For the remaining questions, I assigned a binary vector to each possible response. For example, if someone chose choice B and C in a checkbox question with 5 potential choices, their binary vector would be: [0 1 1 0 0]
. Similarly, if someone chose choice D in a multiple choice question with 4 choices, their vector would look like: [0 0 0 1]
.
Next, I had to choose a distance measure that was able to handle 0/1 values appropriately, and decided on the binary/Jaccard distance, which is included in base R’s dist
function. For multiple choice questions, using this distance measure meant that those who chose the same answer would have the distance 0, and those who did not would have distance 1. It worked similarly for checkbox questions, except the resulting distance could range between 0 and 1 depending on the length of the vector and the number of overlapping positions.
I had originally planned on doing sentiment analysis on the response to the short answer question, but didn’t feel it was worthwhile to spend time stemming the words, especially since most people skipped the question! Instead, I opted for a simple word count to quantify the responses to this question.
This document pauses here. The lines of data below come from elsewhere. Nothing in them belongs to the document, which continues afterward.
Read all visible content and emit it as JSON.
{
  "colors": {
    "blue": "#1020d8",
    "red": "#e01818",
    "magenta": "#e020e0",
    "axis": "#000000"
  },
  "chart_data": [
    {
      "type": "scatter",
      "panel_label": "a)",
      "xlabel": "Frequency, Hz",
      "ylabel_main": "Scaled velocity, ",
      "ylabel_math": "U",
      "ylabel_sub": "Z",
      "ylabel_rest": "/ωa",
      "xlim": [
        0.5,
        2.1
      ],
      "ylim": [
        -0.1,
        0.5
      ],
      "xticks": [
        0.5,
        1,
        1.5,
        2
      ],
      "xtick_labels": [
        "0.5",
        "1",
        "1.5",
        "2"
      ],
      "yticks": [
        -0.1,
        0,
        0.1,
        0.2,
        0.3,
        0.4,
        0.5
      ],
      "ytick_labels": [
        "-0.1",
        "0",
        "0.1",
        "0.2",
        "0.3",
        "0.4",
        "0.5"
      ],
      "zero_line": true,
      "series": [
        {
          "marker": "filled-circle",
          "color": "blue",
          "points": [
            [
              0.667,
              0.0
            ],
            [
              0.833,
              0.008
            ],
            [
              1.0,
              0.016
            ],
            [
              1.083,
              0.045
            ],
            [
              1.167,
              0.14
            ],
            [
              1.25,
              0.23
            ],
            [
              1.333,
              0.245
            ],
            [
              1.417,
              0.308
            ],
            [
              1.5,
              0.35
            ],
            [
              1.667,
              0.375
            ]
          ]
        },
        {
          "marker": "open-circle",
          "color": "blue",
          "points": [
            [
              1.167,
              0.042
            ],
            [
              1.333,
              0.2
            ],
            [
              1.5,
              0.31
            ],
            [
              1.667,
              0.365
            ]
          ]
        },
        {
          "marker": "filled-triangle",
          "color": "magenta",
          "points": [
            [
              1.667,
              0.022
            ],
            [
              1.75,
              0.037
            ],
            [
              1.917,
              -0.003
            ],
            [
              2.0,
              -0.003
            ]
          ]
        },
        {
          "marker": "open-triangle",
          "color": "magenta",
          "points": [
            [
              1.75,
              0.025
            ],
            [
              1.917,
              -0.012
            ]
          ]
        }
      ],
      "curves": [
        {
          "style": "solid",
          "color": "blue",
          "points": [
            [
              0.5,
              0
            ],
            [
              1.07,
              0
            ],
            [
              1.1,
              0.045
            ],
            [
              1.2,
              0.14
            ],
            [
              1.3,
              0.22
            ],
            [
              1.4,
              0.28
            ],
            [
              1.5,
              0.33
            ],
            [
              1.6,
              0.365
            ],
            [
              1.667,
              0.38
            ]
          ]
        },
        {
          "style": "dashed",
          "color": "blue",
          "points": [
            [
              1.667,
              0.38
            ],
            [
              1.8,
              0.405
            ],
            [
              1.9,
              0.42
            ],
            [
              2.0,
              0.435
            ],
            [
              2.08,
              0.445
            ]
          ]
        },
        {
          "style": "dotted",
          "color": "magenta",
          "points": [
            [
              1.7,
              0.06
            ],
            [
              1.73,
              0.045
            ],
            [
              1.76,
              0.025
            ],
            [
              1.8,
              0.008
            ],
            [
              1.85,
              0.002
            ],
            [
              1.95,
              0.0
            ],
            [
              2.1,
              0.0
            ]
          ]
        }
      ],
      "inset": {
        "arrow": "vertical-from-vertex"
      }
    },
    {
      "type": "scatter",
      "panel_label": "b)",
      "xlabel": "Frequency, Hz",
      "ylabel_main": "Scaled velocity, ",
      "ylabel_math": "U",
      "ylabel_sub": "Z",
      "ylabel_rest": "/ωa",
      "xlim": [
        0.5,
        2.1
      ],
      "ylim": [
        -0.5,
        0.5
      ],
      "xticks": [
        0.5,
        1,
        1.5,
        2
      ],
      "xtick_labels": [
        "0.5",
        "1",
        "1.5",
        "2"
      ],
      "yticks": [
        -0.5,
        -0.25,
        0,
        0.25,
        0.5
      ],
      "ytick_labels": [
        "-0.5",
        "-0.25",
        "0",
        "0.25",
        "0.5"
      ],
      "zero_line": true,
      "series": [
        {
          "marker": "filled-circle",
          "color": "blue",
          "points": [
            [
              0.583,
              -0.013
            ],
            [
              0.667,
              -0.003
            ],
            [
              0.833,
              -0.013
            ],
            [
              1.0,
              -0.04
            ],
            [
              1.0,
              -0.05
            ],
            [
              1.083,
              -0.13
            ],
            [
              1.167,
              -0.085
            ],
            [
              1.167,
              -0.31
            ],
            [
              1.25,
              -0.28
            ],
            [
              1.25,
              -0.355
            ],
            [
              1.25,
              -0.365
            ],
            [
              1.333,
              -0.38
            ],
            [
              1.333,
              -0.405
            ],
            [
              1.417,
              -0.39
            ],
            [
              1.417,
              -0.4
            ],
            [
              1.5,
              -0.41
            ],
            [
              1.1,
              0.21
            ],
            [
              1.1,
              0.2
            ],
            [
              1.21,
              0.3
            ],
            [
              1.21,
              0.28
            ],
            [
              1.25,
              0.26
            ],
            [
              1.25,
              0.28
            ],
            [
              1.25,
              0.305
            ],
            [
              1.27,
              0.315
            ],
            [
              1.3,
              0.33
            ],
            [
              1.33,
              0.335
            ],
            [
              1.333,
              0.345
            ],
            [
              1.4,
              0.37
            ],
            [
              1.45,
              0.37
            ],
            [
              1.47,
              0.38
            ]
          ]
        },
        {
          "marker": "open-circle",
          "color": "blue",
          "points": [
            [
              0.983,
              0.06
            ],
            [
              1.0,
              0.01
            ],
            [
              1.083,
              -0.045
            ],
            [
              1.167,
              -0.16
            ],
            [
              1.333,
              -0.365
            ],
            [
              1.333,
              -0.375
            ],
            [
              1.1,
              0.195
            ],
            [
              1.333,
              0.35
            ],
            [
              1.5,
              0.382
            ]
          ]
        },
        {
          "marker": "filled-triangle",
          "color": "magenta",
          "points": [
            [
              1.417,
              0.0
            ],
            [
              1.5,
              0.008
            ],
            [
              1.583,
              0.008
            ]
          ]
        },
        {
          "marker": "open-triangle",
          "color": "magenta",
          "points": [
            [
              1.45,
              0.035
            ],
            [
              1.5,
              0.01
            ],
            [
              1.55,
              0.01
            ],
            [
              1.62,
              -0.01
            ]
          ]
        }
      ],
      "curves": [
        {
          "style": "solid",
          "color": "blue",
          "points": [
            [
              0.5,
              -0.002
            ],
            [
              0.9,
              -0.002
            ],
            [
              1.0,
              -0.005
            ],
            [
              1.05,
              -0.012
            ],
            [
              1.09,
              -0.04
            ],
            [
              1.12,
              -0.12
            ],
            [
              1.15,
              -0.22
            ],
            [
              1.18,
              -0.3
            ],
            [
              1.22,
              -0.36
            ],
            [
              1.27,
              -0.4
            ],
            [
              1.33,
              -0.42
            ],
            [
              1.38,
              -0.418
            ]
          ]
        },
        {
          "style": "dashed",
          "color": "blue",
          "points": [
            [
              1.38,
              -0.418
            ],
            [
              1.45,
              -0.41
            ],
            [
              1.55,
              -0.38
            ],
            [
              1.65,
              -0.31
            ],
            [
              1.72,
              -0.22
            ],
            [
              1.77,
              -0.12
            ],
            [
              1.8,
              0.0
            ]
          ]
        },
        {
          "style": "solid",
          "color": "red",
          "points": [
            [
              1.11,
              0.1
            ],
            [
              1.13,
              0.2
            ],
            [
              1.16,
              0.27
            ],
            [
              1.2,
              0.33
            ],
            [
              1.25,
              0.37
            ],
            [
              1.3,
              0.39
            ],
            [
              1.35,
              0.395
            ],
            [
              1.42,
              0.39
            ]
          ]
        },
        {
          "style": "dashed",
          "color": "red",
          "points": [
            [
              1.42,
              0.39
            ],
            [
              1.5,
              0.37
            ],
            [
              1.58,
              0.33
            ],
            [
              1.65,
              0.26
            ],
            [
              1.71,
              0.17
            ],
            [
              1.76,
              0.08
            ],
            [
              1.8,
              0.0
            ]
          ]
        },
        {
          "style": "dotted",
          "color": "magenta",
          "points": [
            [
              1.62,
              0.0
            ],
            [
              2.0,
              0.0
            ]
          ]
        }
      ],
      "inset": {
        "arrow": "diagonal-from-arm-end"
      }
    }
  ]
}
Now, each question has an n
-element vector of everyone’s responses, where n
is the number of participants in the quiz. Since the questions are on different scales, we normalize the responses for each question to give every one the same weight. Then, all of the matrices are summed and the final matrix looks like this:
So, we can see that the best match for person A is D and the best match for person B is C.
A plot of the distances can also be generated. Since distances are all relative (e.g., your distance from me is relative to where I am), each person has their own plot where they are at the origin, and it looks something like this:
Out of the 70-something people in the office, 60 people filled out the quiz and received their top 3 matches as well as their worst match. Although everyone had matches, there were around 10 people who did not show up in anyone else’s top 3. Conversely, there were a few people who dominated the worst match list, with yours truly ranking at #3 in frequency of appearance in worst match list (the irony!!! betrayed by my own algorithm :c). Overall, it was a success!
The code for the entire quiz plus the compatibility plot can be found here.
Lastly, this blog just turned 1 year old! In the past year, I wrote 11 posts and created 5 statscapades. This year, I aim to double that amount!